The United States, saying it has no choice, will stop paying its dues to UNESCO following the U.N. cultural agency’s vote to grant full membership to the Palestinians.
The United Nations Educational, Scientific and Cultural Organization approved the Palestinian’s bid Monday during its general assembly in Paris by a vote of 107 to 14, with the United States, Canada and Germany among those voting against the motion. Britain was among the 52 nations that abstained.
UNESCO is the first U.N. agency that the Palestinians have attempted to join since asking for full membership in the United Nations in September. It previously had observer status at the agency.

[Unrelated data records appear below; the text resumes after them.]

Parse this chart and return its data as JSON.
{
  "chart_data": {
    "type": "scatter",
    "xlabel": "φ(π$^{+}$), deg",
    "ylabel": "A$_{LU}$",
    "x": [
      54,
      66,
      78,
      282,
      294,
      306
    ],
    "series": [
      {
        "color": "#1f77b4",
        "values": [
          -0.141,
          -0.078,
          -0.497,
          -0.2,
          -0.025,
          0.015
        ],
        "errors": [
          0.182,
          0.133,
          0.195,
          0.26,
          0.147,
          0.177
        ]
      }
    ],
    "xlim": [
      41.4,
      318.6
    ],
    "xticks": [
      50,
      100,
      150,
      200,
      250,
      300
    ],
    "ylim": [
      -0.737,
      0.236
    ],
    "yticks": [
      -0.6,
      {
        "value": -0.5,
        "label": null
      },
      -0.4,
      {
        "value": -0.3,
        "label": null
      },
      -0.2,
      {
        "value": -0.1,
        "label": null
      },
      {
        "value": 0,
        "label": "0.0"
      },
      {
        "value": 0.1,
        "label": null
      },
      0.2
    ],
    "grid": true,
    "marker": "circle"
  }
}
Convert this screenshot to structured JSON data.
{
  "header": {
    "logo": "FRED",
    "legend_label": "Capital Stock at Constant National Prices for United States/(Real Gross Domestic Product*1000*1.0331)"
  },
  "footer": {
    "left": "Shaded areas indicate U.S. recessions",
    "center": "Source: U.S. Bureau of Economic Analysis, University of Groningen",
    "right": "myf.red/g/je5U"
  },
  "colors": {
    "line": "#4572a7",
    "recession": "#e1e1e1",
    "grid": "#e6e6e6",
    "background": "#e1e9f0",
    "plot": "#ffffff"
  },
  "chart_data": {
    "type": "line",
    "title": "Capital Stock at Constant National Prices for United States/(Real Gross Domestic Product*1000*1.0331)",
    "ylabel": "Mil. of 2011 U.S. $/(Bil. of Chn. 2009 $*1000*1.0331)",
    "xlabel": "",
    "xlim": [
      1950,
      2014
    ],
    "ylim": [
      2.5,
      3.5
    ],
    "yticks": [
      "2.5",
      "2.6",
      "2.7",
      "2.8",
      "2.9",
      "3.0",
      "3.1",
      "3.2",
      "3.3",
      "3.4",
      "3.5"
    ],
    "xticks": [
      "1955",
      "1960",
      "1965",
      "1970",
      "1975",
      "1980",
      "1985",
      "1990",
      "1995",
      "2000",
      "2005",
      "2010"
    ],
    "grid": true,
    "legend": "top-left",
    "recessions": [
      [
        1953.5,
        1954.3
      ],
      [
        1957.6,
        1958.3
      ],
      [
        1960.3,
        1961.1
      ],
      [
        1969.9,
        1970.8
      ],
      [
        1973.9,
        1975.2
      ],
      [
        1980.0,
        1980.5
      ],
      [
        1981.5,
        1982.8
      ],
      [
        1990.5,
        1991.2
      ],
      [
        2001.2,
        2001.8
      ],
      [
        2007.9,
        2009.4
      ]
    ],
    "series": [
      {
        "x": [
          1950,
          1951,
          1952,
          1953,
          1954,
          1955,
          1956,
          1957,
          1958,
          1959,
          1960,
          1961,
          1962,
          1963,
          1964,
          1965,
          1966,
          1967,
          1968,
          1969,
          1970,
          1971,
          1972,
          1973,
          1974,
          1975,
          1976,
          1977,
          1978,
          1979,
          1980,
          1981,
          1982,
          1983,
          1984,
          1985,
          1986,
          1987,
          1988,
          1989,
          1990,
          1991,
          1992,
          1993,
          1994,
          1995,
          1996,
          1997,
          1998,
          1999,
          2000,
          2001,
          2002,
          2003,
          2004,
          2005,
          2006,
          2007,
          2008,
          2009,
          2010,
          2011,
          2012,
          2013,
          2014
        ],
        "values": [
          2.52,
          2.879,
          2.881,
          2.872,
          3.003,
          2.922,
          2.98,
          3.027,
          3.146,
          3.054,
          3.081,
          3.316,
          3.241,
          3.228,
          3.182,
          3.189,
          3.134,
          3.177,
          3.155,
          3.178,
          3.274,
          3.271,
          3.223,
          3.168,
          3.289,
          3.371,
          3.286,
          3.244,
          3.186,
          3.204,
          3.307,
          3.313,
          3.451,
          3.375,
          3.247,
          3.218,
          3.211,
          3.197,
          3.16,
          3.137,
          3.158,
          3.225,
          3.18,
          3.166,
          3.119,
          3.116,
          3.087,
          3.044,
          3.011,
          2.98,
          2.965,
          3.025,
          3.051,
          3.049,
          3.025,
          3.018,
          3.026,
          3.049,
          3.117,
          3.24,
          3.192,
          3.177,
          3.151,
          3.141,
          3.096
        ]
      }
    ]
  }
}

The vote activated legislation adopted nearly two decades ago under President Reagan that prohibits U.S. funding to U.N. agencies that recognize a state of Palestine before a peace deal is finalized.
U.S. State Department spokeswoman Victoria Nuland said Monday that a $60 million payment to UNESCO scheduled for November will not be delivered. The U.S. annual dues to UNESCO comprises more than 20 percent of the agency’s budget.
“Today’s vote by the member states of UNESCO to admit Palestine as a member is regrettable, premature and undermines our shared goal of a comprehensive, just and lasting peace in the Middle East,” Nuland said.
The United States will lose its vote in UNESCO if it does not pay its dues for two years. Reportedly the U.S. is concerned that the Palestinians will now request membership in other U.S. agencies in which the U.S. would lose its influence if it halts dues payments.
Israel’s Foreign Ministry in a statement issued following the vote called the decision a “unilateral Palestinian maneuver which will bring no change on the ground but further removes the possibility for a peace agreement.”
“This decision will not turn the Palestinian Authority into an actual state, yet places unnecessary burdens on the route to renewing negotiations. Israel believes that the correct and only way to make progress in the diplomatic process with the Palestinians is through direct negotiations without preconditions,” the statement said. “The Palestinian move at UNESCO, as with similar such steps with other U.N. bodies, is tantamount to a rejection of the international community’s efforts to advance the peace process.
The statement went on to thank the countries that “displayed a sense of responsibility” by opposing the bid.
Unlike in the U.N. Security Council, where its permanent members such as the United States hold veto power over legislation, there is no veto in UNESCO. The United States had boycotted UNESCO for nearly 20 years until 2003, when it returned to the agency.
In November 2010, UNESCO adopted several proposals by Arab states classifying Jewish and Muslim holy sites. It referred to Rachel’s Tomb in Bethlehem as a mosque, in addition to using its Jewish designation of Rachel’s Tomb, and said the tomb as well as the Cave of the Patriarchs was “an integral part of the occupied Palestinian Territories.” It called both landmarks “Palestinian sites.”